Menurutnya, diversifikasi portofolio untuk mengurangi risiko dan alokasi aset yang sesuai dengan profil risiko masing-masing investor bisa menjadi langkah yang perlu diperhatikan.
Senior Market Chartist Mirae Asset Sekuritas Nafan Aji Gusta mengatakan di pasar saham Indonesia, fenomena "Sell in May and Go Away" tidak serta merta terjadi. Secara historis, indeks harga saham gabungan (IHSG) malah sempat bullish pada Mei.
"Jadi kalau adagium 'Sell in May' pada tahun ini, lebih baik investor mencermati ragam perkembangan ke depan," kata Nafan.
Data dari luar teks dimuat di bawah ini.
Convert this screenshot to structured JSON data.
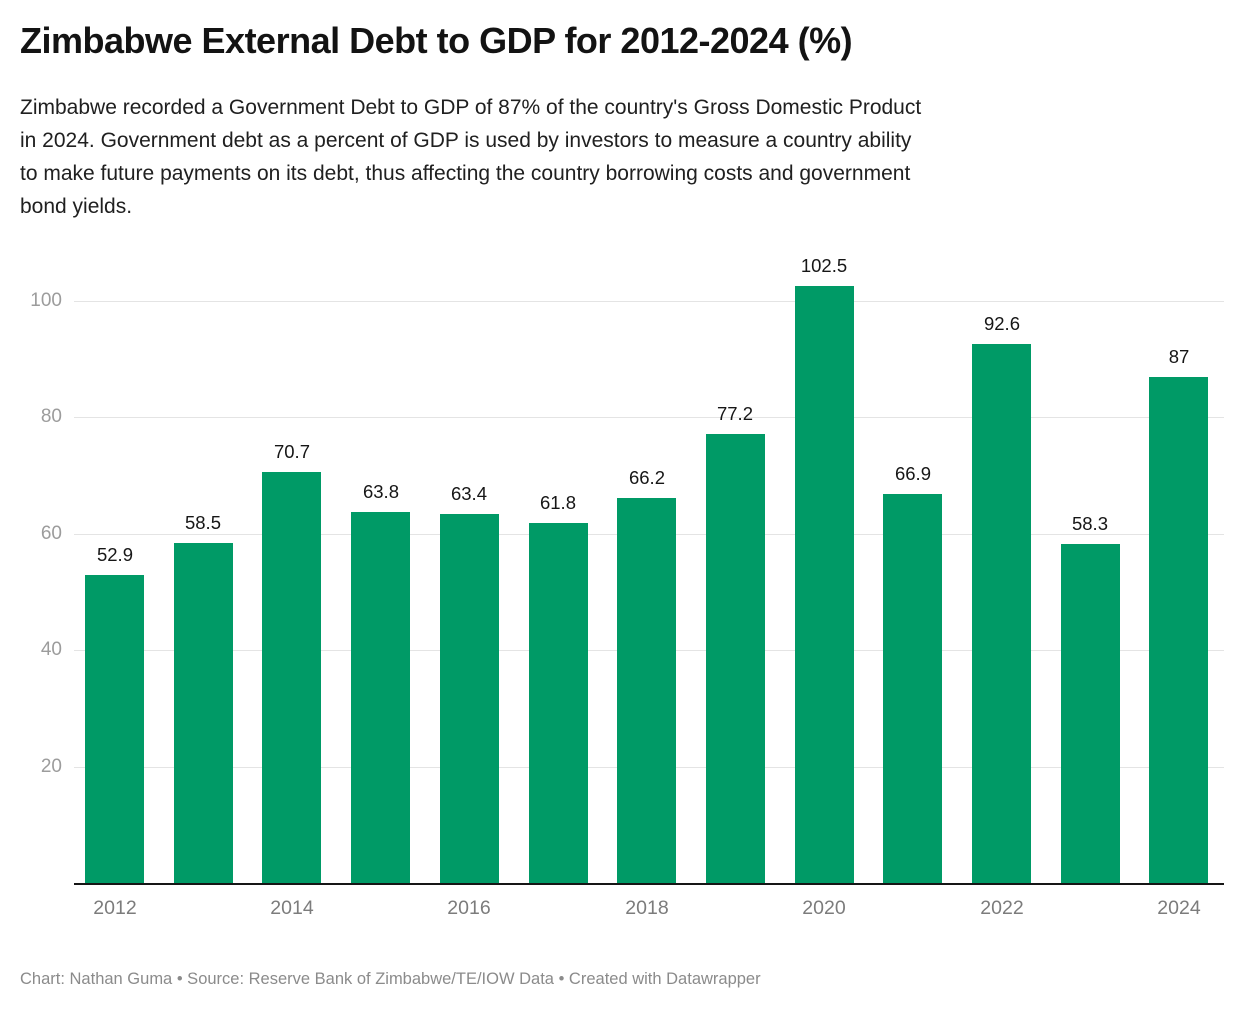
{
  "title": "Zimbabwe External Debt to GDP for 2012-2024 (%)",
  "description_lines": [
    "Zimbabwe recorded a Government Debt to GDP of 87% of the country's Gross Domestic Product",
    "in 2024. Government debt as a percent of GDP is used by investors to measure a country ability",
    "to make future payments on its debt, thus affecting the country borrowing costs and government",
    "bond yields."
  ],
  "credit": "Chart: Nathan Guma • Source: Reserve Bank of Zimbabwe/TE/IOW Data • Created with Datawrapper",
  "colors": {
    "bar": "#009A66",
    "gridline": "#e4e4e4",
    "axis_line": "#161616",
    "y_tick_label": "#9c9c9c",
    "x_tick_label": "#7c7c7c",
    "value_label": "#161616"
  },
  "chart_data": {
    "type": "bar",
    "title": "Zimbabwe External Debt to GDP for 2012-2024 (%)",
    "xlabel": "",
    "ylabel": "",
    "categories": [
      "2012",
      "2013",
      "2014",
      "2015",
      "2016",
      "2017",
      "2018",
      "2019",
      "2020",
      "2021",
      "2022",
      "2023",
      "2024"
    ],
    "values": [
      52.9,
      58.5,
      70.7,
      63.8,
      63.4,
      61.8,
      66.2,
      77.2,
      102.5,
      66.9,
      92.6,
      58.3,
      87
    ],
    "value_labels": [
      "52.9",
      "58.5",
      "70.7",
      "63.8",
      "63.4",
      "61.8",
      "66.2",
      "77.2",
      "102.5",
      "66.9",
      "92.6",
      "58.3",
      "87"
    ],
    "x_tick_labels": [
      "2012",
      "2014",
      "2016",
      "2018",
      "2020",
      "2022",
      "2024"
    ],
    "x_tick_every": 2,
    "y_ticks": [
      20,
      40,
      60,
      80,
      100
    ],
    "ylim": [
      0,
      105
    ],
    "grid": "horizontal",
    "legend": "none",
    "bar_color": "#009A66"
  }
}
Secara umum, menurut Nafan, terkait fenomena "Sell in May and Go Away" sebaiknya harus disertai dengan adanya faktor katalis atau sentimen.
Pada Mei 2025, pasar saham Indonesia masih diproyeksikan kondusif, baik domestik dan global.
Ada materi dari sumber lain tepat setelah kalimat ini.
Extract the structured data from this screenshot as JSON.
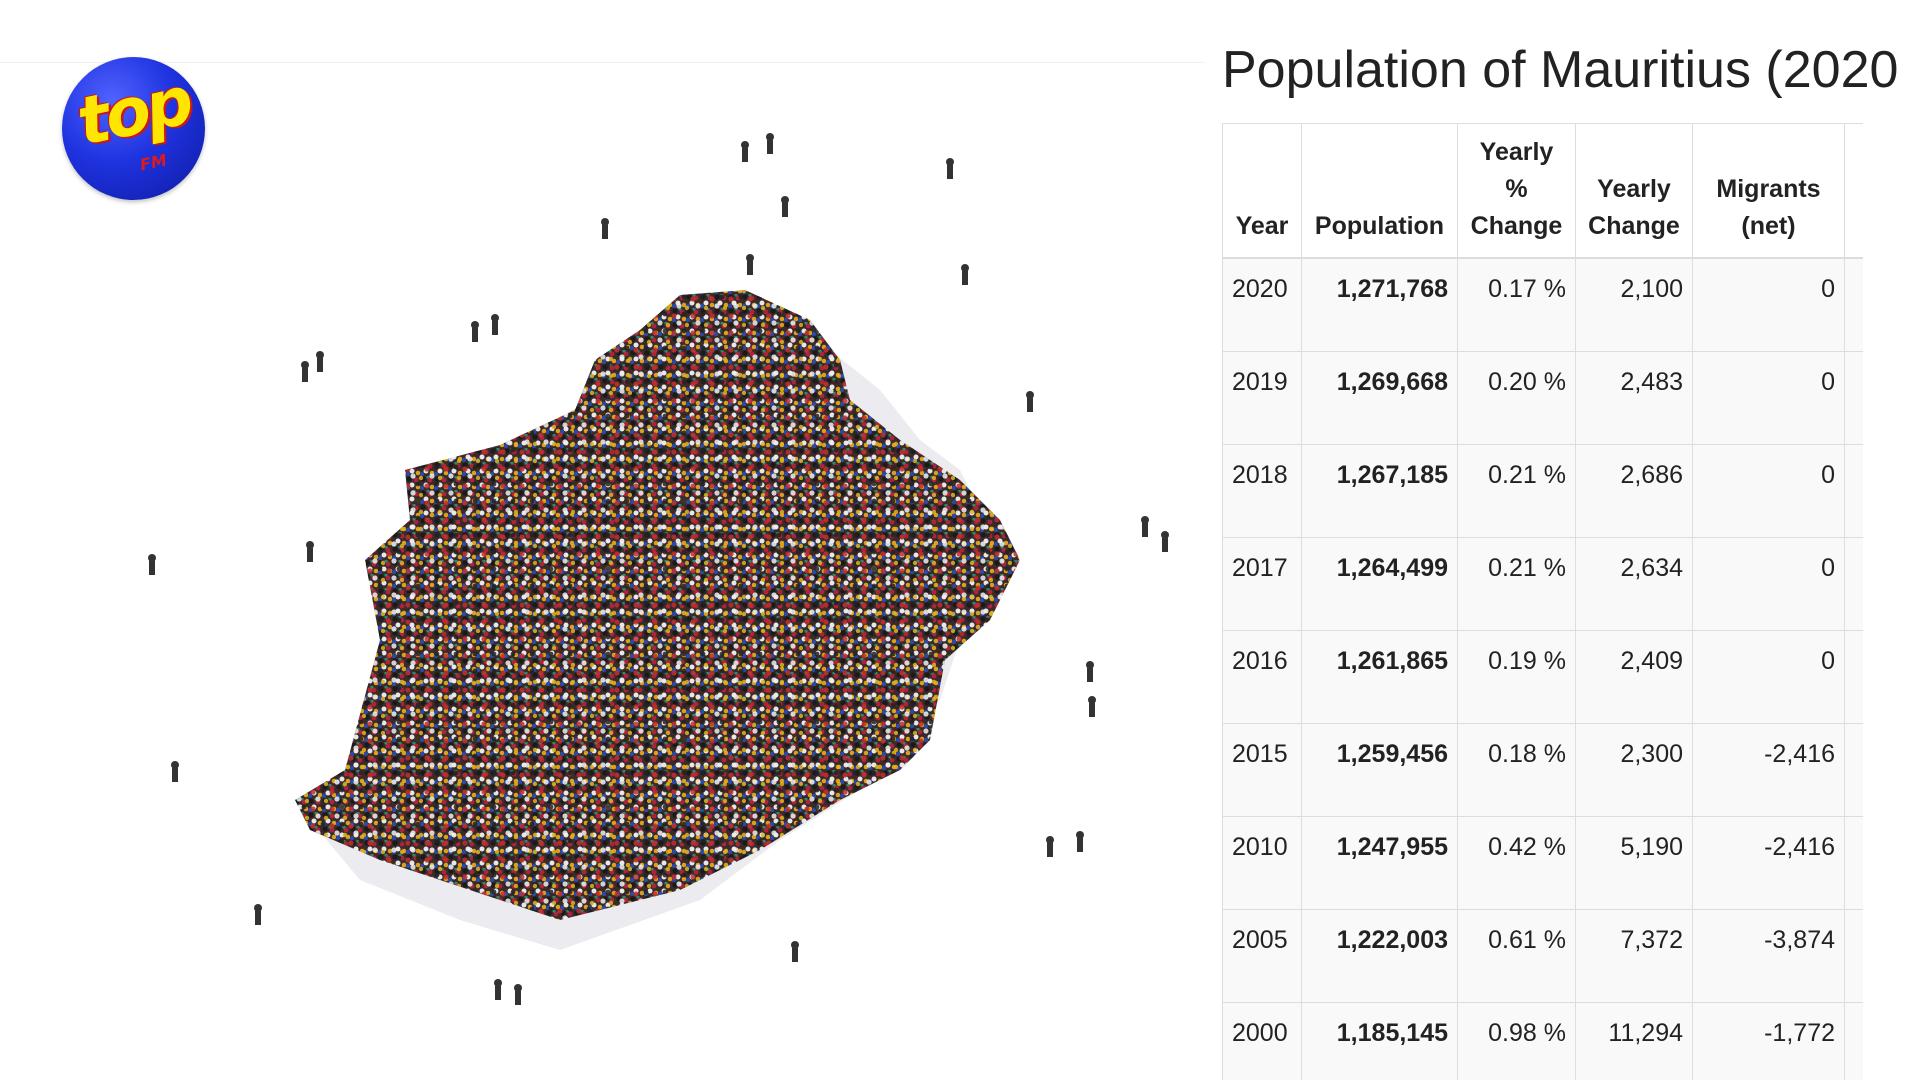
{
  "logo": {
    "text": "top",
    "sub": "FM"
  },
  "image": {
    "subject": "crowd-forming-mauritius-map"
  },
  "table": {
    "title": "Population of Mauritius (2020",
    "headers": {
      "year": "Year",
      "population": "Population",
      "pct_line1": "Yearly",
      "pct_line2": "%",
      "pct_line3": "Change",
      "yc_line1": "Yearly",
      "yc_line2": "Change",
      "mig_line1": "Migrants",
      "mig_line2": "(net)"
    },
    "rows": [
      {
        "year": "2020",
        "population": "1,271,768",
        "pct": "0.17 %",
        "change": "2,100",
        "migrants": "0"
      },
      {
        "year": "2019",
        "population": "1,269,668",
        "pct": "0.20 %",
        "change": "2,483",
        "migrants": "0"
      },
      {
        "year": "2018",
        "population": "1,267,185",
        "pct": "0.21 %",
        "change": "2,686",
        "migrants": "0"
      },
      {
        "year": "2017",
        "population": "1,264,499",
        "pct": "0.21 %",
        "change": "2,634",
        "migrants": "0"
      },
      {
        "year": "2016",
        "population": "1,261,865",
        "pct": "0.19 %",
        "change": "2,409",
        "migrants": "0"
      },
      {
        "year": "2015",
        "population": "1,259,456",
        "pct": "0.18 %",
        "change": "2,300",
        "migrants": "-2,416"
      },
      {
        "year": "2010",
        "population": "1,247,955",
        "pct": "0.42 %",
        "change": "5,190",
        "migrants": "-2,416"
      },
      {
        "year": "2005",
        "population": "1,222,003",
        "pct": "0.61 %",
        "change": "7,372",
        "migrants": "-3,874"
      },
      {
        "year": "2000",
        "population": "1,185,145",
        "pct": "0.98 %",
        "change": "11,294",
        "migrants": "-1,772"
      }
    ]
  }
}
Sentimen yang menyertai yakni terkait dengan kebijakan tarif impor AS. Kebijakan moneter The Fed juga akan memengaruhi pasar. Dari dalam negeri, pasar akan tertuju pada dinamika perilisan kinerja produk domestik bruto (PDB) Indonesia.
Baca Juga
Adapun, menjelang Mei 2025, IHSG masih lesu. Berdasarkan data Bursa Efek Indonesia (BEI), IHSG memang menguat 0,26% ke level 6.766,79 pada perdagangan akhir bulan kemarin, Rabu (30/4/2025).
Namun, IHSG masih di zona merah, turun 4,42% sepanjang tahun berjalan (year to date/ytd) atau sejak perdagangan perdana 2025.
IHSG juga sempat terpuruk pada awal bulan lalu (8/4/2025), jeblok 7,9% menuju posisi 5.996,1. HSG bahkan sempat anjlok 9,19% ke level 5.912,06 setelah pembukaan kembali pasca libur Lebaran. BEI pun mengumumkan pembekuan sementara perdagangan saham atau trading halt.
Di sisi lain, pasar saham Indonesia masih mencatat larinya dana asing. Tercatat, nilai jual bersih atau net sell asing di pasar saham Indonesia mencapai asing sebesar Rp50,7 triliun sepanjang 2025.